Friday, September 24, 2021

Bad News For Those Who Want To Make Millions in the NFT Market... It's Not That Easy

As co-founder of a website that tracks the growing spectrum of digital collectibles, Gauthier Zuppinger has seen it all. Drawings of toads, apes, abstract blobs, octopuses with human heads, fire-breathing demons and more. Since NFTs or non-fungible tokens (unique digital files whose exclusivity is guaranteed by blockchain technology) have taken over from meme stocks and second-tier cryptocurrencies as the target of daring speculators, collections on the market have skyrocketed.

Nonfungible.com has added 169 collections in one month, more than in the previous 12 combined. But Zuppinger has a word of advice for Warren Buffett wannabes: "90% of the collections minted today are totally useless and meaningless." Media references to million-dollar auctions of NFTs at Sotheby's have painted a pixelated picture of easy money that doesn't match reality. The market yields, according to Bloomberg, a wide dispersion of investment results.

The success stories are concentrated in "only a small part of the community and a few extremely lucky or knowledgeable people," said Zuppinger, an early enthusiast of these virtual worlds. The frequent result, by contrast, is getting stuck with something no one wants. In the last 90s, 1.9 million assets were sold in the largest marketplace in that sector, OpenSea. Seventy-five percent of these assets never saw another transaction.

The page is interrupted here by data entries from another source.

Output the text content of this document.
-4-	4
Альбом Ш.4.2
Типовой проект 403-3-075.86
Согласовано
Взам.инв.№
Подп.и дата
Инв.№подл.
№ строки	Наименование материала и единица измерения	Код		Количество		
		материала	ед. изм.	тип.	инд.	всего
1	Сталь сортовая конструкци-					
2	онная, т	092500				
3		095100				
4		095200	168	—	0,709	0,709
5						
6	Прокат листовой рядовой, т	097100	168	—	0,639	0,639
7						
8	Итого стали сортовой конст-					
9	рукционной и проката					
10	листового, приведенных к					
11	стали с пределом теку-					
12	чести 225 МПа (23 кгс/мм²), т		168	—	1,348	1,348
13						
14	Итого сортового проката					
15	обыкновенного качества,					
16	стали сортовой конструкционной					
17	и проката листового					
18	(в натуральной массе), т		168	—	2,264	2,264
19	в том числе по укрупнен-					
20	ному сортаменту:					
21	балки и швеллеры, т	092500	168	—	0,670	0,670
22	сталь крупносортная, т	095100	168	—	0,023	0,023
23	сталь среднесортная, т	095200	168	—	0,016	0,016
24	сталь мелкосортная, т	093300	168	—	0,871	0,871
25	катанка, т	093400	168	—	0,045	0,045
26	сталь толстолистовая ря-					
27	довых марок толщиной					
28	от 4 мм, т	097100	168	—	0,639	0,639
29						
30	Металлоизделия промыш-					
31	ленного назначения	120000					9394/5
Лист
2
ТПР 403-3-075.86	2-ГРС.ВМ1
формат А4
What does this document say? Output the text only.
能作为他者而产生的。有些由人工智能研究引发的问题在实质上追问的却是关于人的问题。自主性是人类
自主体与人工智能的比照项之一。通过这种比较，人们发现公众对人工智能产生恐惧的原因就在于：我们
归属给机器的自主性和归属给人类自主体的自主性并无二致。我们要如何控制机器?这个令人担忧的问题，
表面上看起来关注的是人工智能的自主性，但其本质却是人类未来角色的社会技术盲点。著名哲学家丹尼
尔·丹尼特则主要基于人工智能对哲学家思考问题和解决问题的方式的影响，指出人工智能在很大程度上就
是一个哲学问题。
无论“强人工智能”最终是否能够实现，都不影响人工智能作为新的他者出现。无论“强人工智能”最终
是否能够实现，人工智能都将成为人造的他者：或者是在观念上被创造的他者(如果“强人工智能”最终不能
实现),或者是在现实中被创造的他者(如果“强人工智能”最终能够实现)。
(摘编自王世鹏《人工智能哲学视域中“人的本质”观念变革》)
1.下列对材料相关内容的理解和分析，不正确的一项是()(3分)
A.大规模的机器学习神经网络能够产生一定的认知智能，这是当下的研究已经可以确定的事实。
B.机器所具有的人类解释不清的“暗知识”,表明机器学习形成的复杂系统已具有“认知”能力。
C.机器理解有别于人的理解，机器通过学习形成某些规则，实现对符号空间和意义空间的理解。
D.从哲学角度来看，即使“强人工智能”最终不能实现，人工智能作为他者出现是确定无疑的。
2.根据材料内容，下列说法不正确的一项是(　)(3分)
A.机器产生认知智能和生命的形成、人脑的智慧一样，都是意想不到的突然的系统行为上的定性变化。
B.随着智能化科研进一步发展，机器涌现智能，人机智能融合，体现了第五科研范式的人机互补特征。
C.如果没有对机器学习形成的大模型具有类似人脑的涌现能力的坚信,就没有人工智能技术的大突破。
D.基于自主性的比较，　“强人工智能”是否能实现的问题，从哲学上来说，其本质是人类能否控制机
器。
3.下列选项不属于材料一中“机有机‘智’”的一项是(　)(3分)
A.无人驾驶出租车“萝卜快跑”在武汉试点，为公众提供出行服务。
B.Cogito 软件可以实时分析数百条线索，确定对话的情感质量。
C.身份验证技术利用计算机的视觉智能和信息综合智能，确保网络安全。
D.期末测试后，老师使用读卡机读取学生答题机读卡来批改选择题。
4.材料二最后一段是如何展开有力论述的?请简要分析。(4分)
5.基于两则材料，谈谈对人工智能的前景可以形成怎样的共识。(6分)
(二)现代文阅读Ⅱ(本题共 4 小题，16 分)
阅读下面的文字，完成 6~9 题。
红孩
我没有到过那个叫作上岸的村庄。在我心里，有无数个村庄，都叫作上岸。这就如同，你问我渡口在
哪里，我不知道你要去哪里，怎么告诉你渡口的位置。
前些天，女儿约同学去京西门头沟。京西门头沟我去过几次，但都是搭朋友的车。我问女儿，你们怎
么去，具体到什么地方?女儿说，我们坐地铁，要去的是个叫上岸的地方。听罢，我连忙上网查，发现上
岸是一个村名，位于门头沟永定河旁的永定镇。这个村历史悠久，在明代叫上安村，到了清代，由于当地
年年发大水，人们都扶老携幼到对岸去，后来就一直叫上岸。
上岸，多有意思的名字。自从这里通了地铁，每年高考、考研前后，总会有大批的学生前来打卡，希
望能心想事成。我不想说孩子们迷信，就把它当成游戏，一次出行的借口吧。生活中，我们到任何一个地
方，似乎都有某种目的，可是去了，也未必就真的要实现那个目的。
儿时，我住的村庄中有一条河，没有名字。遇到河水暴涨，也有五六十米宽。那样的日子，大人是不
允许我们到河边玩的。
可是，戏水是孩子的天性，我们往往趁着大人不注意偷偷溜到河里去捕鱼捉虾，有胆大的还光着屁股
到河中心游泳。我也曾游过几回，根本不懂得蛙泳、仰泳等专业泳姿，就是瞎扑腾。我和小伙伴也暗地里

The market that does trade is extremely concentrated. The top 3% of the most traded collections accounted for 97% of all market volume. It is these more liquid corners of the market that have taken advantage of the bullish wave... But they are no guarantee of profits either. Of the collections with 100 or more transactions, 42% have seen their price fall, while 39% have doubled in value.

Once volumes have fallen in the wake of bitcoin, the question is the same as in all episodes of speculative fever: whether those who come in last are left with assets that no one wants when the speculative fever subsides. Not the only market with a handful of star assets, many obscure failures and newly rich traders claiming to have systems to make money without risk.

But NFTs are distinctive in their lack of obvious economic value; anyone can mint such an asset as long as they denote ownership and via blockchain. Benjamin Rameau, founder of a decentralized group that invests in NFTs called Jenny DAO, notes that "what the market decides is valuable is sometimes decided by extraneous factors." Herd behavior is inherent in this market. Martin Gaspar, an analyst at cryptocurrency firm Crosstower, made a 40% return in two weeks on the Hashmasks collection thanks to trend-watching on Twitter.

"Everyone is trying to get in on a big trade before it really catches on," Gaspar said. "If there are notable crypto influencers are talking about an NFT project, it's worth listening to or at least taking a look." Also, since assessing the fair value of digital images of koalas, vampires or eggs is so difficult for most speculators that the sector is fertile ground for algorithmic traders, who post lowball bids and instantly resell the tokens.

Prices, moreover, fluctuate hand-in-hand with bitcoin, with volatility exacerbated by disparate liquidity. Loot, one of the most popular collections, has seen the price of its cheapest piece drop by more than 50%. "There is simply no way for many transactions to hold their value." Like cryptocurrencies before them, NFTs have also been dogged by suspicions of money laundering operations, in which a speculator inflates volumes by buying and selling against himself.

According to Zuppinger and Dan Kelly, between May 2020 and February 2021, these bogus transactions accounted for 28% of the market's dollar volume, with another 10% flagged as suspicious. One possible solution is to fractionate NFTs into fungible tokens that represent a portion of the collectible. A transaction facility that opens up this market to more participants but exacerbates the euphoria: the art collective that bought the Doge meme for $4 million later auctioned it for 17 billion virtual pieces, raising the value to $705 million.

"Ninety-nine percent depends on being in the right circle and having the right information at the right time," Zuppinger said. "In the NFT space, you live with this constant frustration that you missed the opportunity to make $1 billion." He knows what he's talking about: when the CryptoPunks collection could be purchased for literally nothing in 2017, Zuppinger saw it as an experiment with little aesthetic value. This past weekend, one token sold for a whopping $7 million.